I am trying to download the HTML from a site and parse it. I am actually interested in the OpenGraph data in the head section only. For most sites using the WebClient, HttpClient or HtmlAgilityPack works, but some domains I get 403, for example: westelm.com
I have tried setting up the Headers to be absolutely the same as they are when I use the browser, but I still get 403. Here is some code:
string url = "https://www.westelm.com/m/products/brushed-herringbone-throw-t5792/?";
var doc = new HtmlDocument();
using(WebClient client = new WebClient()) {
client.Headers["User-Agent"] = "Mozilla/5.0 (Windows NT 10.0; Win64; x64) AppleWebKit/537.36 (KHTML, like Gecko) Chrome/85.0.4183.102 Safari/537.36";
client.Headers["Accept"] = "text/html,application/xhtml+xml,application/xml;q=0.9,image/avif,image/webp,image/apng,*/*;q=0.8,application/signed-exchange;v=b3;q=0.9";
client.Headers["Accept-Encoding"] = "gzip, deflate, br";
client.Headers["Accept-Language"] = "en-US,en;q=0.9";
doc.Load(client.OpenRead(url));
}
At this point, I am getting a 403.
Am I missing something or the site administrator is protecting the site from API requests?
How can I make this work? Is there a better way to get OpenGraph data from a site?
Thanks.
I used your question to resolve the same problem. IDK if you're already fixed this but I tell you how it worked for me
A page was giving me 403 for the same reasons. The thing is: you need to emulate a "web browser" from the code, sending a lot of headers.
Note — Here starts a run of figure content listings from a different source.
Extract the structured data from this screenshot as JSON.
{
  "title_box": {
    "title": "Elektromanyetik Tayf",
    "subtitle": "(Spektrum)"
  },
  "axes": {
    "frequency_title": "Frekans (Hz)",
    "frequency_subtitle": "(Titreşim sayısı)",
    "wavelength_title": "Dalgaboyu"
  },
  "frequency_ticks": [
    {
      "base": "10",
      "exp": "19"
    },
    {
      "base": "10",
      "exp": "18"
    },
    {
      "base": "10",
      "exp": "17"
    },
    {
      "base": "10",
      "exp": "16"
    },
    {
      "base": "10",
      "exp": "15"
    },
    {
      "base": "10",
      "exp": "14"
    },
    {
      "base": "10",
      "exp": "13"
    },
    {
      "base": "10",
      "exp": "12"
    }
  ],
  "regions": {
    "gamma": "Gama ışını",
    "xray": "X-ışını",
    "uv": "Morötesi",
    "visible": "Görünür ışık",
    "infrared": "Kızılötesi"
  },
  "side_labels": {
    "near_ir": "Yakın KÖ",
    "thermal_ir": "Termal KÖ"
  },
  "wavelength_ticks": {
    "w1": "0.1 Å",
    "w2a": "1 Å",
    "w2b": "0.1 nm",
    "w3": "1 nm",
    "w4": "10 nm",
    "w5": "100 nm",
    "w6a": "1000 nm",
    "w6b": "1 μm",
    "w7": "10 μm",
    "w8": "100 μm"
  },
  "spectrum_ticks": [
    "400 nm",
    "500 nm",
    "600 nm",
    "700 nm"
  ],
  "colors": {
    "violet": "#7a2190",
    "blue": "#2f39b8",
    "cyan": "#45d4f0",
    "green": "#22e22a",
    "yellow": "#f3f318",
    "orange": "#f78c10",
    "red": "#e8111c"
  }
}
I used one of yours headers I wasn't using (like Accept-Language)
I didn't use WebClient though, I used HttpClient to parse the webpage
private static async Task<string> GetHtmlResponseAsync(HttpClient httpClient, string url)
{
using var request = new HttpRequestMessage(HttpMethod.Get, new Uri(url));
request.Headers.TryAddWithoutValidation("Accept", "text/html,application/xhtml+xml,application/xml;q=0.9,image/avif,image/webp,image/apng,*/*;q=0.8,application/signed-exchange;v=b3;q=0.9");
request.Headers.TryAddWithoutValidation("Accept-Encoding", "gzip, deflate, br");
request.Headers.TryAddWithoutValidation("User-Agent", "Mozilla/5.0 (Windows NT 10.0; Win64; x64) AppleWebKit/537.36 (KHTML, like Gecko) Chrome/85.0.4183.102 Safari/537.36");
request.Headers.TryAddWithoutValidation("Accept-Charset", "UTF-8");
request.Headers.TryAddWithoutValidation("Accept-Language", "en-US,en;q=0.9");
using var response = await httpClient.SendAsync(request).ConfigureAwait(false);
if (response == null)
return string.Empty;
using var responseStream = await response.Content.ReadAsStreamAsync().ConfigureAwait(false);
using var decompressedStream = new GZipStream(responseStream, CompressionMode.Decompress);
using var streamReader = new StreamReader(decompressedStream);
return await streamReader.ReadToEndAsync().ConfigureAwait(false);
}
If it helps you, I'm glad. If not, I will leave this answer here to help someone else in the future!